La langue Serbe est une des langues slaves du sud, un des rameaux proches de la famille des langues indo- européenne. Elle a pour proches parents le Slovène, le Macédonien, le Bulgare et le Croate. Ce dernier, en est tellement proche, qu’il est parfois considéré comme formant une même langue : Le serbo-croate. Par ailleurs, on y décèle des influences des langues italienne et grecque. Slavon Serbe jusqu’à la première moitié du XVIIIe, il est remplacé par le par le slavon russe, suite aux efforts réalisés par l’église serbe, visant à renforcer ses liens avec la Russie orthodoxe. Ce qui renforça le décalage, déjà existant, entre la langue écrite et la langue parlée. Dès la fin du 18e siècle, on voit naitre une volonté de bâtir la langue écrite sur la base de la langue vernaculaire serbe.

Une réforme linguistique est revendiquée, dans un contexte de mutation sociale s’inspirant des idées lumières et romantiques européennes. Dositej Obradović (1739-1811) est l'un des plus grands militants pour l'intégration de la langue vernaculaire dans la littérature. Selon lui, la langue écrite doit se rapprocher de la langue parlée afin d'être comprise par le peuple ; elle doit aussi, toutefois, être suffisamment élaborée pour permettre la création d'œuvres littéraires et la diffusion des idées européennes de l'époque. Cette conception donne naissance à une nouvelle forme de langue écrite, appelée slavoserbe. Elle se base sur la langue vernaculaire, en intégrant des éléments issus du slavon.

Le slavoserbe est très critiqué, particulièrement, par Vuk Stefanović Karadžić qui lui reproche son caractère hybride. Se basant sur les variétés linguistiques ijekaviennes de sa région d’origine, l'Herzégovines. Par ailleurs il s’inspire des travaux de Johann Gottfried Herder, puis des frères Grimm pour construire une langue écrite doit reflétant de manière exclusive la langue parlée du peuple serbe et donc, épurée des slavonismes. En 1818, il publie la première « grammaire de la langue serbe » il prône une orthographe qui se veut strictement phonographique, répondant au principe « écris comme tu parles et lis comme c'est écrit ». Il adapte l'alphabet cyrillique aux besoins de ce principe : il supprime certaines lettres et en ajoute d'autres, de manière à ce que les différents graphèmes représentent un inventaire des phonèmes de la langue serbe.

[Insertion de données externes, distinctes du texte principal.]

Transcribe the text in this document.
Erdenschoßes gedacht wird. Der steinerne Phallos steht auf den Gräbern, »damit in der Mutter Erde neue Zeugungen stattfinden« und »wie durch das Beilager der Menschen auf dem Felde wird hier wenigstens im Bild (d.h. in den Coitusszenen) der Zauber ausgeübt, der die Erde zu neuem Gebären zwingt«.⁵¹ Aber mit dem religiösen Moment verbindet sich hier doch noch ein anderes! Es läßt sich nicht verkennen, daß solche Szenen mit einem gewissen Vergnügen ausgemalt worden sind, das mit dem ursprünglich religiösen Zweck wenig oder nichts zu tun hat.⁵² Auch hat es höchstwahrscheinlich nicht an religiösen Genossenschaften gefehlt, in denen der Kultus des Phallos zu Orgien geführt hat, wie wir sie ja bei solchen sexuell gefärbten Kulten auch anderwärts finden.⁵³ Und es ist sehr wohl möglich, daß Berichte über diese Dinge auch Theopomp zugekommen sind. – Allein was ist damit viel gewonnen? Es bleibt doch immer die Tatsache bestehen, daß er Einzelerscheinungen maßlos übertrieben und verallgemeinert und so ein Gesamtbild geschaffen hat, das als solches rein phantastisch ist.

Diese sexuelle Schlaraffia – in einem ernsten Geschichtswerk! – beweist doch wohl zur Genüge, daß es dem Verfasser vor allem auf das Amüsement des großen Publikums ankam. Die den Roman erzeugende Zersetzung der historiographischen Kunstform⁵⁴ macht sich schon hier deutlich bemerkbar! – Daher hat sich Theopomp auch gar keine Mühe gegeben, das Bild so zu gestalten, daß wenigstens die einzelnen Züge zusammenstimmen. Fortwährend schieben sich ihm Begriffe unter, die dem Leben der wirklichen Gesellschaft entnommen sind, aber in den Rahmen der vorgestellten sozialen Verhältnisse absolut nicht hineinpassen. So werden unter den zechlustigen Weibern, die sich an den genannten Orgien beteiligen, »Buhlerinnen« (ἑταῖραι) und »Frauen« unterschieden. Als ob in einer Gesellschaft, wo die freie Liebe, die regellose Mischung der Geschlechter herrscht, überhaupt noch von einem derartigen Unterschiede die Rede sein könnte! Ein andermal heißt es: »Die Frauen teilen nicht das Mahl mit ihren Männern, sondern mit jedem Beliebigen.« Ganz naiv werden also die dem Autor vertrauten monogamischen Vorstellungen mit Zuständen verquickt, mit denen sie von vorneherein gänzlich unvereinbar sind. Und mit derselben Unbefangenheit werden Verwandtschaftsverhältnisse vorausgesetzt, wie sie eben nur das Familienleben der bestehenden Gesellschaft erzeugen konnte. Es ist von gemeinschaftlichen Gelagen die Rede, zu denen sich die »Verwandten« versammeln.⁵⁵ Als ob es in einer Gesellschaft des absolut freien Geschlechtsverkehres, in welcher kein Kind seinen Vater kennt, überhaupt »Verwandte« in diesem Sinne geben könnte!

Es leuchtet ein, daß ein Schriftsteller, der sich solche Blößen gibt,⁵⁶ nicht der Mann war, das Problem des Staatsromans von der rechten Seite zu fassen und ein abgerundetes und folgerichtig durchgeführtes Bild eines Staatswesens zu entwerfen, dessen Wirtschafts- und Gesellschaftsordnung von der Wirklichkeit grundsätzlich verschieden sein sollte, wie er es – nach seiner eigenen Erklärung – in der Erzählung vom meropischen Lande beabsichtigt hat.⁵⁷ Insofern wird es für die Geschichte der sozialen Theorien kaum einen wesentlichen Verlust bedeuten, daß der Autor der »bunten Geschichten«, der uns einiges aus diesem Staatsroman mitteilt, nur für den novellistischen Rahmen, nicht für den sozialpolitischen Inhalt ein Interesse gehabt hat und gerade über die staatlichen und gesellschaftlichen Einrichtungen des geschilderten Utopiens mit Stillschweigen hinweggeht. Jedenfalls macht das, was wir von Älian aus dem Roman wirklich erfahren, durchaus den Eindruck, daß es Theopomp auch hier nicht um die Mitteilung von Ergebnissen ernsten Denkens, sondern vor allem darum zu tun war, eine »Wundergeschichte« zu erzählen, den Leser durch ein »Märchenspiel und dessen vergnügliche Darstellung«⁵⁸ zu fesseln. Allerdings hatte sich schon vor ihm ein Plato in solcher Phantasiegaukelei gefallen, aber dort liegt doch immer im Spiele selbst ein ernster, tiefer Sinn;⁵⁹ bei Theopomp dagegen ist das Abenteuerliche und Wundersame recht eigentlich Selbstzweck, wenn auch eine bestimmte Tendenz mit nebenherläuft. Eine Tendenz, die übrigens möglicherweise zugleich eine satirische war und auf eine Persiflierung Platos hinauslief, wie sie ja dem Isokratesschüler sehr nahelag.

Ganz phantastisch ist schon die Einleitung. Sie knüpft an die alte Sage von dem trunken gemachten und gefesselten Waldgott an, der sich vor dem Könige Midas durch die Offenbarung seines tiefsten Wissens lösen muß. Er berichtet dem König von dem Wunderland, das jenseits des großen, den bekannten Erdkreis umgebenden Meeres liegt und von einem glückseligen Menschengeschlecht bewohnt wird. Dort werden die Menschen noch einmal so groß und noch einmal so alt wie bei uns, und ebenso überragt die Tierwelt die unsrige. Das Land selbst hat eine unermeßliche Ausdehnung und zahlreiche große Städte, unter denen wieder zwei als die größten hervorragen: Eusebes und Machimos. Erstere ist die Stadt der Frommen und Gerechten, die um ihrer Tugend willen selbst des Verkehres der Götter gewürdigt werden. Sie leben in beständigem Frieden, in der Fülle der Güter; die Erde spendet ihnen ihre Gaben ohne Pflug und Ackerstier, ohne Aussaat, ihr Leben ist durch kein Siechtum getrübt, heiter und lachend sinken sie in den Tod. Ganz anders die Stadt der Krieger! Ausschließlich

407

L’église orthodoxe s’oppose aux propositions de Karadžić la réforme de l'alphabet cyrillique — se voit taxé d'hérésie et est perçu comme une menace à l'encontre des liens avec le reste du monde orthodoxe (notamment, avec la Russie et l'Église orthodoxe russe).

D'autre part, presque tous les écrivains serbes de Voïvodine se positionnent, à l'époque, contre le caractère radical des choix de Karadžić. Alors que certains d'entre eux défendent le slavon russe, la plupart militent pour l'usage du slavoserbe et contestent la purification de la langue écrite de ses slavonismes.

Ce n'est qu'à la fin des années 1860, que la conception de Karadžić, réussi à s’imposer. Après une période d'unification linguistique entre langues serbe et croate, ces langues sont devenues distinctes.

Actuellement, le serbe est la langue officielle de la Serbie. Les Serbes utilisent aussi bien l'alphabet cyrillique que l'alphabet latin. Toutefois, pour tous les écrits officiels et dans les écoles, c'est le cyrillique qui est la norme, mais on peut trouver aussi l'alphabet latin au quotidien et dans quelques journaux. De manière générale, c'est quand même le cyrillique qui est le plus utilisé.

 Les principales caractéristiques de la langue Serbe, c’est la complexité de sa grammaire, sa déclinaison, et sa conjugaison qui est assez riche, beaucoup de règles et d'exceptions.